Глава 33
О его суровости в отношении Афанасия
Однако он не мог обратить против Афанасия призрак ложной философии. Ведь когда, словно отвратительные змеи, из недр земли выползшие, потянулись к императору нечестивые руки магов, философов, гаруспиков и авгуров, все они признали, что ничего своим искусством не добьются, если прежде он не удалит Афанасия, словно преграду для них для всех.
Глава 34
Об очередном бегстве Афанасия и его укрытиях
Снова [Афанасий] отправляется в изгнание,[26] снова [его разыскивают] дуксы, снова атакуется Церковь. Когда же его окружила скорбная и исполненная уважением паства, он обратил к ним пророческие слова: «Не спешите, дети, приходить в уныние: это облако, и оно скоро уйдет». Когда же он удалился и плыл на корабле по Нилу, комит, который был за ним послан, узнав его путь, принялся преследовать его. И когда вдруг судно Афанасия причалило к некоему месту, он узнал у встречных, что за ним гонится преследователь его и вот-вот, если не принять мер, настигнет.

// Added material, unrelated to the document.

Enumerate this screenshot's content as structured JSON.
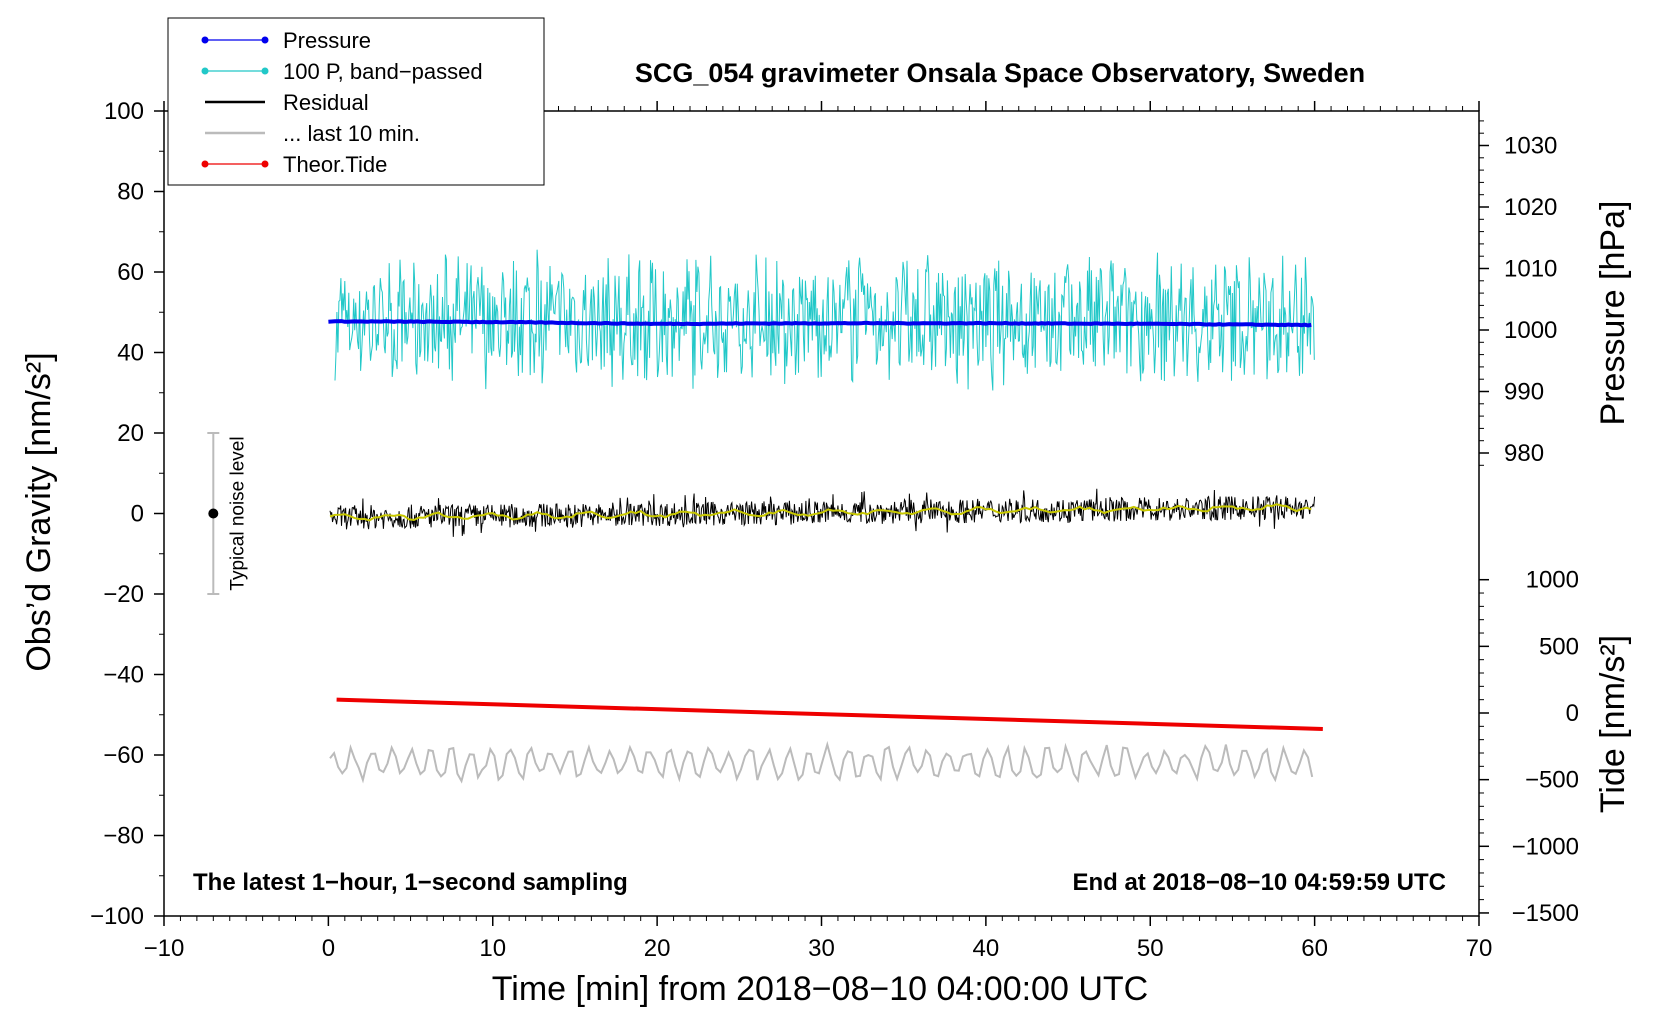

Все товарищи, что были с ним, напугавшись, стали советовать, чтобы он нашел для укрытия пустыню. Тогда Афанасий молвил: «Не спешите, дети, пугаться; лучше пойдем навстречу нашему преследователю, чтобы стало ему ясно, что Тот, Кто нас защищает, гораздо сильнее того, кто нас преследует». И, повернув корабль, двинулся навстречу тому, кто за ним гнался. Тот, поскольку никак не мог предположить, что ему навстречу движется тот, кого он ищет, словно случайно встреченных приказал спросить, не слышали ли они, где Афанасий. И когда те ответили, что видели его и он недалеко, комит со всей поспешностью, проследовав мимо, устремился в пустоту, торопясь схватить того, кого, находящегося перед глазами, не мог увидеть. Афанасий же, исполненный Божьей милости, возвратился в Александрию и там пребывал в безопасности, пока не прекратилось это гонение.
Глава 35
О могиле мученика Вавилы
Оставил Юлиан и другое свидетельство своего безрассудства и ничтожества. Ведь когда он в предместье Антиохии близ Касталийского источника совершал жертвоприношения Аполлону Дафнийскому и не получил никакого ответа на то, о чем спрашивал, и когда у жрецов демонов спросил о причинах молчания [оракула], те сказали, что недалеко находится могила мученика Вавилы, потому-то и нет ответов. Тогда император приказал, чтобы галилеяне (ибо таким именем нас обычно называют) пришли и убрали могилу мученика. И вот вся Церковь, собравшись, мужчины и женщины, девушки и юноши, охваченные необычным воодушевлением, большой толпой несли гроб мученика, хором распевая псалмы и с воодушевлением выкрикивая: «Да постыдятся все, служащие истуканам, хвалящиеся идолами» (Пс. 96.7). Это с таким воодушевлением распевала Церковь, что за шесть миль достигло ушей нечестивого императора, ибо небо оглашалось криками. Отчего тот пришел в такое бешенство и ярость, что на другой день приказал хватать повсюду христиан и бросать в тюрьмы, подвергая мучениям и пыткам.
Глава 36
Об исповеднике Феодоре в Антиохии
Саллюстий, префект его, хотя и был язычником, но не одобрявший этого, все же последовал приказанию и, схватив одного, первого попавшегося, юношу по имени Феодор, истязал его от первого луча солнца вплоть до десятого часа с такой жестокостью и столь разнообразными пытками, о которых не помнит ни один век. Когда же тот, вися на дыбе, хотя палач рвал ему бока, ничего другого не делал, только лишь со спокойным и исполненным радости лицом повторял псалом, который днем раньше распевала вся Церковь, и когда Саллюстий, оценив всю жестокость, убедился, что ничего он не добьется, возвратив юношу в темницу, отправился, как передают, к императору и сообщил ему о том, что случилось, и стал призывать его, чтобы не приказывал он совершать подобного в отношении какого-либо еще, иначе он их наградит славой, а себя покроет позором. Этого Феодора мы сами видели потом в Антиохии. И когда мы спросили его, чувствовал ли он боль, он ответил, что мало чувствовал боли, ибо рядом с ним был некий юноша, который ему, истекающему потом, отирал белоснежным платком пот и часто увлажнял его холодной водой. И настолько он был исполнен радости, что горше было бы, если бы было приказано снять его с дыбы. И вот император грозя, что лучше он после персидской победы укротит христиан, отправился [на войну], но не вернулся. Ибо там, не известно, своими ли пронзенный, или врагами, после года и восьми месяцев обладания властью Августа закончил жизнь свою.[27]